The reputedly haunted Goldfield Hotel is impressive in its brick grandeur, standing once-proud and sadly abandoned. Many people have made plans to restore the hotel over the years, but somehow that’s never panned out. This is a sad thing indeed because restoring the hotel could bring tourism and jobs much like it did at the Mizpah Hotel in Tonopah. The most recent round of promise came from a Nevada rancher who bought the hotel at auction for under $400,000 (why don’t I know any rich investors!?) and promised to restore it. When I was there in spring 2014 the hotel was vacant and begging for some love.
Nevada hasn’t gotten the memo that no one smokes inside anymore so on a sunny clear day the Santa Fe Saloon is filled with locals and old-timers who are leisurely chit chatting and smoking over their regular drinks, clearly a scene that’s happened before, probably every day for as far back as anyone can remember. No one here is new except us, and despite the advertising, the bartender hands over our beers quite amicably. The bar feels like it’s been around since 1905, not because of its impressive historic artifacts or mementos but because it’s a beat-up and comfortable little dive.
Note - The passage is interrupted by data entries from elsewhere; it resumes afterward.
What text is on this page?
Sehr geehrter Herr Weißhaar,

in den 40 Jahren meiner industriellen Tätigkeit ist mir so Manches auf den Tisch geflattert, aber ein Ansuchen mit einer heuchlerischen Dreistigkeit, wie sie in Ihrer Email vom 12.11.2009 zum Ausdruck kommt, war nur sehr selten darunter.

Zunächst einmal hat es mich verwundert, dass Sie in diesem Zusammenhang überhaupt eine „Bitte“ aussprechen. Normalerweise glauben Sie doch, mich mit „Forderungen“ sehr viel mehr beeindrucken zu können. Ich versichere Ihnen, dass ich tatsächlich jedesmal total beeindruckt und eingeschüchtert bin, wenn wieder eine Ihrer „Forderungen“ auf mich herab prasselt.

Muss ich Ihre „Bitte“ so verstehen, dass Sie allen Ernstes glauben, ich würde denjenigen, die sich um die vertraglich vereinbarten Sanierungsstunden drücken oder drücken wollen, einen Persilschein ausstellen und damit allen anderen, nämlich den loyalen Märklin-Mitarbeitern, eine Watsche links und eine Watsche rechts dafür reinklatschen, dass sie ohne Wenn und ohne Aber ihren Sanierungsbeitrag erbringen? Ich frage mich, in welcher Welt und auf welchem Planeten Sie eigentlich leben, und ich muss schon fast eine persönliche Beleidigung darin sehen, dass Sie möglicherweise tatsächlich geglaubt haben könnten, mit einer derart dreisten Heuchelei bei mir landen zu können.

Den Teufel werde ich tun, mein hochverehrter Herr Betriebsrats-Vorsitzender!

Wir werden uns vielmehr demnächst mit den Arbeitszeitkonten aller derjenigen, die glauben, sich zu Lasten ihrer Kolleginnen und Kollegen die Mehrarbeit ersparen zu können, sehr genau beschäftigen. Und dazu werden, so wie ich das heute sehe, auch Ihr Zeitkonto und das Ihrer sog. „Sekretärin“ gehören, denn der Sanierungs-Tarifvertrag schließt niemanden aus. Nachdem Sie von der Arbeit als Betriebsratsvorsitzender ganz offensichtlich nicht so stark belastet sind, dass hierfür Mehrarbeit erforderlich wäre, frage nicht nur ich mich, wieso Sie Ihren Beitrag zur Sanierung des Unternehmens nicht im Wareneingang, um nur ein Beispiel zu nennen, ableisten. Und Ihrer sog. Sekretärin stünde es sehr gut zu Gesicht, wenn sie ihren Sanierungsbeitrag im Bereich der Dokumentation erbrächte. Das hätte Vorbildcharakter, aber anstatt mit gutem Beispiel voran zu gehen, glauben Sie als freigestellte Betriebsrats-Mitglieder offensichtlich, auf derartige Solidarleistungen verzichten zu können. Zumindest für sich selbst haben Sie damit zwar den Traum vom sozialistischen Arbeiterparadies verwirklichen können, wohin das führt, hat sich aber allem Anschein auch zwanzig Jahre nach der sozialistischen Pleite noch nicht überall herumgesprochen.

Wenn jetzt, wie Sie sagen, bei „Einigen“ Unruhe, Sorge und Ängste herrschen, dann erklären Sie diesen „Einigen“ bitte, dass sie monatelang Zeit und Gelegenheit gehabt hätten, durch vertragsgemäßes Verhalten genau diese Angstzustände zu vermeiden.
It’s not a precious time capsule but a good old watering hole of the if-it-ain’t-broke variety. There’s a life-size figure of Wyatt Earp and some slot machines for anyone who cares. No one does.
The railroad yard of the Bullfrog and Goldfield railroad is across from the bar, an interesting place to explore. In the main drag there’s a functioning diner but no working gas station, a general store and a hardware store. A few stores with gold and gems, motorcycle wares and gifts are open for any would-be tourists. The town of Goldfield has clearly tried to rise from the ashes, tapping into its history, architecture and captivating geographical remoteness to build something that can survive today. It’s crossed the line from ghost to livingbut just barely. You might come here for the cold beer but make sure you stay awhile for the town.